Que les Lunes veillent sur toi !

Ton cousin Jal Dernéant.

  • Ça devrait faire l'affaire, dit-il en soufflant sur sa lettre pour faire sécher l'encre. Il comprendra, je pense. Écris-moi quand tu arriveras là-bas, d'ac ?
  • C'est parfait.

 Jal se releva, roula la missive et inscrivit :

Yoann Bertili,

Geôles du palais ducal d'Ymmem,

Tumnos.

 Il tendit le rouleau à son cousin d'un air grave.

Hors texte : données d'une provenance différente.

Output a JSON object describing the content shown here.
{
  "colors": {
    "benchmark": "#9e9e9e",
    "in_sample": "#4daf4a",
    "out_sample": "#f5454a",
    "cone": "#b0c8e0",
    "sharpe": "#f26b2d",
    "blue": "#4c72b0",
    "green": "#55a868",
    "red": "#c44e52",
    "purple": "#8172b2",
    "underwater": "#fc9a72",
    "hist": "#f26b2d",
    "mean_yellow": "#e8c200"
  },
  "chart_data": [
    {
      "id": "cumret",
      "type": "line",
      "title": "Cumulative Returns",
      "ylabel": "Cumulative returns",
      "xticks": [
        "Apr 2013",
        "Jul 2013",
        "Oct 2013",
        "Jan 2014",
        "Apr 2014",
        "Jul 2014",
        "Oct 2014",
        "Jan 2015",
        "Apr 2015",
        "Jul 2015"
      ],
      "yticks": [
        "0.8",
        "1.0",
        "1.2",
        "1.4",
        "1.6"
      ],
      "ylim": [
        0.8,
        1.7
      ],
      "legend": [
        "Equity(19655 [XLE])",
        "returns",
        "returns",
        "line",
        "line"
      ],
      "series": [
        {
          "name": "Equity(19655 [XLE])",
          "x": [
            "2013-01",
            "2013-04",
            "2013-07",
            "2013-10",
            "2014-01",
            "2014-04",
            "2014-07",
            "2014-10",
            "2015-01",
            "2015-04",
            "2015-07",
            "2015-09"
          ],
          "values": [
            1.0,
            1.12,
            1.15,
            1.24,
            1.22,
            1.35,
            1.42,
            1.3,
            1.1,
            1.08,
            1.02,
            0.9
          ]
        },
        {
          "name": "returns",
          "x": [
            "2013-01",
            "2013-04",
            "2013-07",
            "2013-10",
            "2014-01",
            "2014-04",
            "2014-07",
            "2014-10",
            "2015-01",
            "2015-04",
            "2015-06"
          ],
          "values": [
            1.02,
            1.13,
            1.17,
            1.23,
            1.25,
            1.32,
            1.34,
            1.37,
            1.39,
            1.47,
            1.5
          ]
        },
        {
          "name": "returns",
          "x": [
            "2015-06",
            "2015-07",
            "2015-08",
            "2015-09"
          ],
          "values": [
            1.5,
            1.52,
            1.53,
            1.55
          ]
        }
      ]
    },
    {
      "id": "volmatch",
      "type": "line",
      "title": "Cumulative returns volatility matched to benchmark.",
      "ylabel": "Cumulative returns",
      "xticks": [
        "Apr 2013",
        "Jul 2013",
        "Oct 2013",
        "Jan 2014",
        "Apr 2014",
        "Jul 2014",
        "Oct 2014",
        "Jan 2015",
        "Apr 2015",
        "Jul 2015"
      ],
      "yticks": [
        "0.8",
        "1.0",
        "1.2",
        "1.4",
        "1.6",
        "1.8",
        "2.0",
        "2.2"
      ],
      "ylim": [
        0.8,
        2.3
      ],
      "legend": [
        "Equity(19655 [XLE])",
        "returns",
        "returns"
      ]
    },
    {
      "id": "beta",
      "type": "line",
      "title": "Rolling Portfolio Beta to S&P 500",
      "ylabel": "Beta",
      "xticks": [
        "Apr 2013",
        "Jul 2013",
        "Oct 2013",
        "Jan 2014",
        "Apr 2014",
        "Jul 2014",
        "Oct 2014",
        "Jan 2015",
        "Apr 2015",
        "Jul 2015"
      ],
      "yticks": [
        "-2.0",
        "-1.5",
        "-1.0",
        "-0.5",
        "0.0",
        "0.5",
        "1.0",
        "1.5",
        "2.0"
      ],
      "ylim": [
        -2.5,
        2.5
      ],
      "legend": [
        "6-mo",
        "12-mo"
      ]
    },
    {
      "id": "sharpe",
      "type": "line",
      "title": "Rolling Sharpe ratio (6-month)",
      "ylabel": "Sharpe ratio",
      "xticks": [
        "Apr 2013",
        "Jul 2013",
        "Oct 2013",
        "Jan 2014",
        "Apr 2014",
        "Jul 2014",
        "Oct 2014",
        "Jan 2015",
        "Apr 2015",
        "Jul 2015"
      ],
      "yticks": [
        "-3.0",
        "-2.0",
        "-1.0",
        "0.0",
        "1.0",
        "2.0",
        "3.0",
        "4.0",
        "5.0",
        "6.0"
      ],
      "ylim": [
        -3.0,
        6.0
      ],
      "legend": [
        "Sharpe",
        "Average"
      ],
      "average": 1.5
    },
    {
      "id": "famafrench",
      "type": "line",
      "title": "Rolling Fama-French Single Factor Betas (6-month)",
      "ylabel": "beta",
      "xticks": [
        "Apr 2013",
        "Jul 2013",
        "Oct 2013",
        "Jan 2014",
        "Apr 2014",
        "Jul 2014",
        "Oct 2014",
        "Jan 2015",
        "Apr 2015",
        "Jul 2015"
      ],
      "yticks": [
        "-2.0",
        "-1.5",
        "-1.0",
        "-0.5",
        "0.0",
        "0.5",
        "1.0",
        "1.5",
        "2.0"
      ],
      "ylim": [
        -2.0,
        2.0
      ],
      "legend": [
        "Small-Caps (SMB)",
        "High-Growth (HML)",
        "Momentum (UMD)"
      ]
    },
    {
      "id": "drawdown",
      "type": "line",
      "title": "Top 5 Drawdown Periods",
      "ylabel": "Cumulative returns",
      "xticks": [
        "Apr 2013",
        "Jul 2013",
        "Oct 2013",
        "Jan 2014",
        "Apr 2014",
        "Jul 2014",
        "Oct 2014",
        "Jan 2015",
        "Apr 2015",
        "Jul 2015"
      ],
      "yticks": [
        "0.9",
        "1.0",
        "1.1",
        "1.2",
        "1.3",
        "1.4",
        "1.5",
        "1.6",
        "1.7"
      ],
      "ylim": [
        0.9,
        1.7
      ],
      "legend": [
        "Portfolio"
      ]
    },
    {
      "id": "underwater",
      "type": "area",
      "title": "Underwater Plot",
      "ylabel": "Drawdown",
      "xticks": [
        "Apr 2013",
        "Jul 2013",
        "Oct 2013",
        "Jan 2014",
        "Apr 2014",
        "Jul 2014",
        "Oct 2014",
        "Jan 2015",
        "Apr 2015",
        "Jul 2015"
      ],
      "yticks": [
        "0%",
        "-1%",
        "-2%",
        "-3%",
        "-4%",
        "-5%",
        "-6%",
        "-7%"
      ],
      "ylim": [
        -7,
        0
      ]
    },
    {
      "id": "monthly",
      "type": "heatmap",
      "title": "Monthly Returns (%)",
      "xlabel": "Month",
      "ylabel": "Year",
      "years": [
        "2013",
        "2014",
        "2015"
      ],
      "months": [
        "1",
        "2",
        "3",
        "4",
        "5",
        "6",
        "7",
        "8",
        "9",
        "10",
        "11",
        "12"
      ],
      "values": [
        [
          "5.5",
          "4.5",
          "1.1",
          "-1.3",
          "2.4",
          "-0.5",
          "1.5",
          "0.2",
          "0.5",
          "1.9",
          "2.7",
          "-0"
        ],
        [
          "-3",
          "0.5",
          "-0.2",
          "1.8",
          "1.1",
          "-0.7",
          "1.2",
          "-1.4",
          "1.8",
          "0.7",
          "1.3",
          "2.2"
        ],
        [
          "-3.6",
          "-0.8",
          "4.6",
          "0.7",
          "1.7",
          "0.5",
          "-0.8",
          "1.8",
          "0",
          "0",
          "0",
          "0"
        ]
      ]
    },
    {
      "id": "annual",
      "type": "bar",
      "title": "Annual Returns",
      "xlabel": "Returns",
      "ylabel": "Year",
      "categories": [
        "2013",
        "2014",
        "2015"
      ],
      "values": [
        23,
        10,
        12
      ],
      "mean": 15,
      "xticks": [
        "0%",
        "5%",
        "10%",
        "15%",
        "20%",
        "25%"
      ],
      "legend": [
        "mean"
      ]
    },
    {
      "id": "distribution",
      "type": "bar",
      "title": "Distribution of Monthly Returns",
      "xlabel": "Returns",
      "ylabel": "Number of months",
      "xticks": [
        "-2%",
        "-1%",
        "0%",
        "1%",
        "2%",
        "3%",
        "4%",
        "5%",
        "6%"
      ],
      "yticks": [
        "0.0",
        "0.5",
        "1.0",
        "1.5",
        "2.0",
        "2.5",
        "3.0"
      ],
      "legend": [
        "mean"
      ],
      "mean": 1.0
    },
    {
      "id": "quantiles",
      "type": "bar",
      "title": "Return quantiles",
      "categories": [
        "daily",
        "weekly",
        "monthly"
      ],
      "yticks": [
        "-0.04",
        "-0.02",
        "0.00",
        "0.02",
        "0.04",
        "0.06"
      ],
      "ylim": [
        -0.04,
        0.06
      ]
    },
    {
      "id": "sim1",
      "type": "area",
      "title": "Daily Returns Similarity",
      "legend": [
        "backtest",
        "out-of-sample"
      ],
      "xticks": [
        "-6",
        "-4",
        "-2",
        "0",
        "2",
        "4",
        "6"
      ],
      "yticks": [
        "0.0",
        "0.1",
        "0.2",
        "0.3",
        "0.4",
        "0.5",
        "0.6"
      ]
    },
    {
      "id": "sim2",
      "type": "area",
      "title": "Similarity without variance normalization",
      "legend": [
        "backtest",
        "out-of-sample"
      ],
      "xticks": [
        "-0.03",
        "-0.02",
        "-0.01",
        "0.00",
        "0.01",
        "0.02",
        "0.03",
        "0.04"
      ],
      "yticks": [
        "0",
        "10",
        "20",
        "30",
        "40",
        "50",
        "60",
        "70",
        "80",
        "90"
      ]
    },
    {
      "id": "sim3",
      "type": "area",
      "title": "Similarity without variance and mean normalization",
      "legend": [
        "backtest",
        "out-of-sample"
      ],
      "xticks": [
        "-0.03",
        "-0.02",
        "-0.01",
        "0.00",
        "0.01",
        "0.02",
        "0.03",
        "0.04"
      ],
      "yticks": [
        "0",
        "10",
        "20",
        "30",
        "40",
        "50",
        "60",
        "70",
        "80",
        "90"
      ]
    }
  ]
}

  • Messager Vivien Bertili, je vous confie ce message, je compte sur vous pour qu'il atteigne son destinataire.

 Vivien prit la lettre et contempla le parchemin.

  • Ma première mission.

 Il leva les yeux et les planta dans ceux de son cousin.

  • J'accepte ce message. Il arrivera en main propre à celui à qui il est destiné.

 Un silence suivit, puis il lâcha :

  • J'ai encore faim.

 Le fou rire qui suivit dura plusieurs minutes. Les larmes leur montaient aux yeux.

  • Bon sang, Viv...
  • Je sais, je n'ai pas pu m'en empêcher.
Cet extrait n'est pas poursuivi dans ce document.